Many municipalities around British Columbia do, however, frequently own and operate cultural facilities that are run as subsidized businesses—and which might, in larger communities, be able to even turn a profit. Traditionally, though, cities and towns haven’t bought theatres that focused on movies. They haven’t needed to because, until recently, most sizable communities have been able to support an unsubsidized locally oriented theatre. Those theatres have also been geared toward screening Hollywood movies, limiting their value to the local cultural community.

But in Hope and elsewhere, that’s shifted as small independent theatres have watched the movie business make it hard and financially difficult to screen the most popular films.

In recent years, Hope’s cinema has held a huge array of events to find the audiences necessary to reach profitability. The audiences have come. But they haven’t been enough, and the theatre’s future now seems to depend on either a charity, or a government body, backing its ongoing operation.

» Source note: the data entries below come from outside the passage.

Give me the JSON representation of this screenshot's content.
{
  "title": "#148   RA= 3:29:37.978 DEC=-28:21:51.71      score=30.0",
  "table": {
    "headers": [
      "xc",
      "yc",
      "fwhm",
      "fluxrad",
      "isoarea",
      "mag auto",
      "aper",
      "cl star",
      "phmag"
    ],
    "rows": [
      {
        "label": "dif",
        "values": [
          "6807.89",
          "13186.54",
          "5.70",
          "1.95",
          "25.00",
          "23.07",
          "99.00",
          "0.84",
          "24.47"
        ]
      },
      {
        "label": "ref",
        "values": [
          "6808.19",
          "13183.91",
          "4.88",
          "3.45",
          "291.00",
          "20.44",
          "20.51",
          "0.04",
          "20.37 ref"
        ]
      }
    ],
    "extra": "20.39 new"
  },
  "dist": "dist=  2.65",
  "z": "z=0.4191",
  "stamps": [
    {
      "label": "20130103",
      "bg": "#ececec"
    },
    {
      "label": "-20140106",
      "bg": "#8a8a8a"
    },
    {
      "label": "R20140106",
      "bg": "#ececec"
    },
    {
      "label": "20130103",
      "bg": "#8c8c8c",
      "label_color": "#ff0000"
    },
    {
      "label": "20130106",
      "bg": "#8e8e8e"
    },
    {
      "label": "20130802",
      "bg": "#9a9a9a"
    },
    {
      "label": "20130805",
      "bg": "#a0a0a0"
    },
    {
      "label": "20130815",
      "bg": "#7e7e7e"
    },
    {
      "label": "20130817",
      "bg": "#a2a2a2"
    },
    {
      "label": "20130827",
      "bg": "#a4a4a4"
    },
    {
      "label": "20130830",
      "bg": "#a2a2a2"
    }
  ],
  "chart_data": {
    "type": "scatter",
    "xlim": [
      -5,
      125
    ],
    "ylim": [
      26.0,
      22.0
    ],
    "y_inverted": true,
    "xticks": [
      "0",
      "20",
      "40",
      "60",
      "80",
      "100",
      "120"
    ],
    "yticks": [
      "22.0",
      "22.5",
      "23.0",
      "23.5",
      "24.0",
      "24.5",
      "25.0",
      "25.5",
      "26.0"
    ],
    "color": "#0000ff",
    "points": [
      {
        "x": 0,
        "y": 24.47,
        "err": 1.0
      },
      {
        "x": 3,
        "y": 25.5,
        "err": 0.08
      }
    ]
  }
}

Smith says Hope simply has too many other projects going on to spend a lot of money on a theatre. He pointed to the restoration of the Hope Station House and the construction of a spray park and outdoor pickleball courts.

Indeed, while the million-dollar price to buy the Hope Cinema is low compared to most municipal cultural amenities, $1 million is still a lot of money for a community of 7,000 people—on a per capita basis, it’s the equivalent of Abbotsford spending $23 million. Whatever operating subsidy is needed to operate the theatre would bring an additional yearly cost.

While Hope might not be coming to save the theatre, Smith paid tribute to those who had tried to make it work as a business.

“Nobody had more heart and soul not placed than those two families.”